Lentils: High in fiber, plant-based protein and minerals like iron, magnesium and zinc. Also may help with digestion and gut bacteria. Easily add lentils to a salad or make a hearty lentil soup.
Kale: High in vitamin K and A, lutein and zeaxanthin. Besides using kale in soups and salads, you can add kale to your smoothie. Or sauté with vegetables as a side dish.
Red Cabbage: Part of the family of awesome cruciferous vegetable. Full of vitamins C and K, fiber, and detoxifying compounds. Contains anthocyanin, an antioxidant for heart and brain health. Great to add to a detox salad.
Chia seeds: Contains fiber, antioxidants, calcium, iron, a complete protein, high in omega 3 fatty acids. You must try chia seed pudding. You can also add them to yogurt or your favorite smoothie.
Broccoli: Similar benefits of red cabbage. Full of B vitamins, vitamin C and calcium as well as glucoraphanin – an antioxidant that supports your body’s detoxification pathway. You can buy frozen broccoli for extra cost savings. Easily add to any lunch or dinner, raw, steam or sauté.

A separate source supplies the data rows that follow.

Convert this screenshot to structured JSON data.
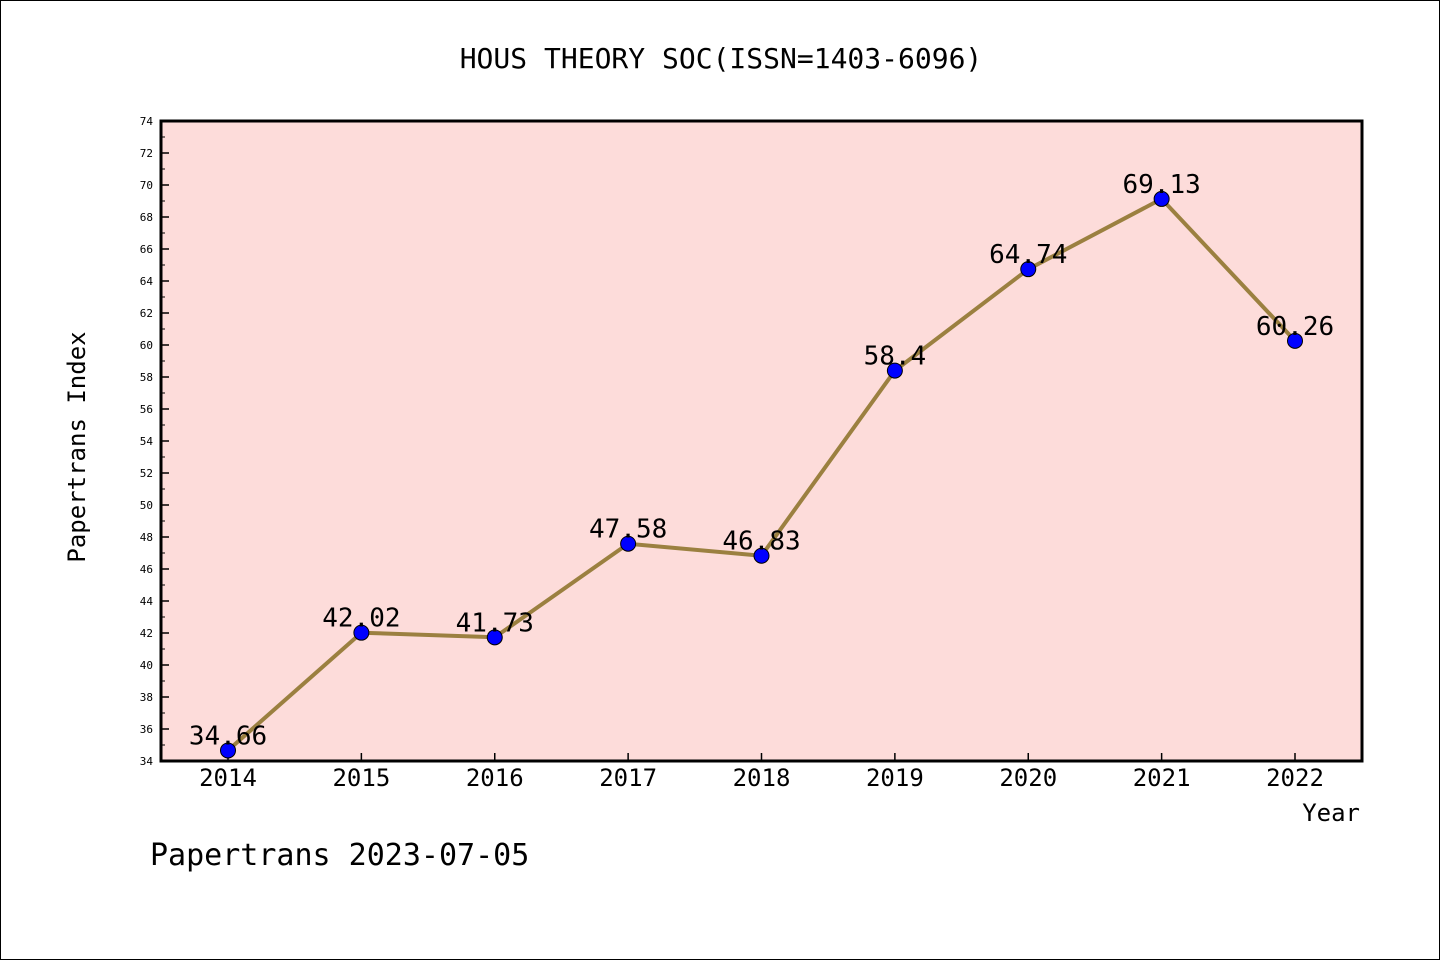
{
  "chart_data": {
    "type": "line",
    "title": "HOUS THEORY SOC(ISSN=1403-6096)",
    "xlabel": "Year",
    "ylabel": "Papertrans Index",
    "categories": [
      "2014",
      "2015",
      "2016",
      "2017",
      "2018",
      "2019",
      "2020",
      "2021",
      "2022"
    ],
    "values": [
      34.66,
      42.02,
      41.73,
      47.58,
      46.83,
      58.4,
      64.74,
      69.13,
      60.26
    ],
    "data_labels": [
      "34.66",
      "42.02",
      "41.73",
      "47.58",
      "46.83",
      "58.4",
      "64.74",
      "69.13",
      "60.26"
    ],
    "ylim": [
      34,
      74
    ],
    "yticks": [
      "34",
      "36",
      "38",
      "40",
      "42",
      "44",
      "46",
      "48",
      "50",
      "52",
      "54",
      "56",
      "58",
      "60",
      "62",
      "64",
      "66",
      "68",
      "70",
      "72",
      "74"
    ],
    "grid": false,
    "legend": "none",
    "colors": {
      "plot_background": "#FDDCDA",
      "line": "#9B8040",
      "marker": "#0000FF"
    }
  },
  "footer": "Papertrans 2023-07-05"
}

Green tea: Delivers potent antioxidants, like EGCG. Also a natural source of l-theanine an amino acid. Sip on hot or cold green tea during the day.
Oats: Rich in thiamine, magnesium, phosphorous and manganese. The fiber in oats may also reduce your hunger by making you feel fuller longer and stabilize sugar levels. Easy to make for breakfast. Try to stay away from instant oats which are the most highly processed variety.
Sweet potatoes: Packed with vitamins, minerals and fiber. One of the healthiest starches to include in your diet. There are lots of different sweet potato healthy recipes: oven roasted, soups, pancakes, and mash, to name a few.
Carrots: Rich in vitamins and minerals such as potassium, vitamin K, vitamin A. Easy to add to any meal raw, steamed or cooked.
Black beans: Like lentils, high in fiber and protein, black beans help with digestion and gut health. Also packed with antioxidants. Combine with brown rice for a complete protein meal. Can also be added to salads, and taste wonderful as a soup or bean dip.
Bananas: Provide not only potassium but a variety of vitamins and minerals. Great as a snack or an addition to a healthy dessert.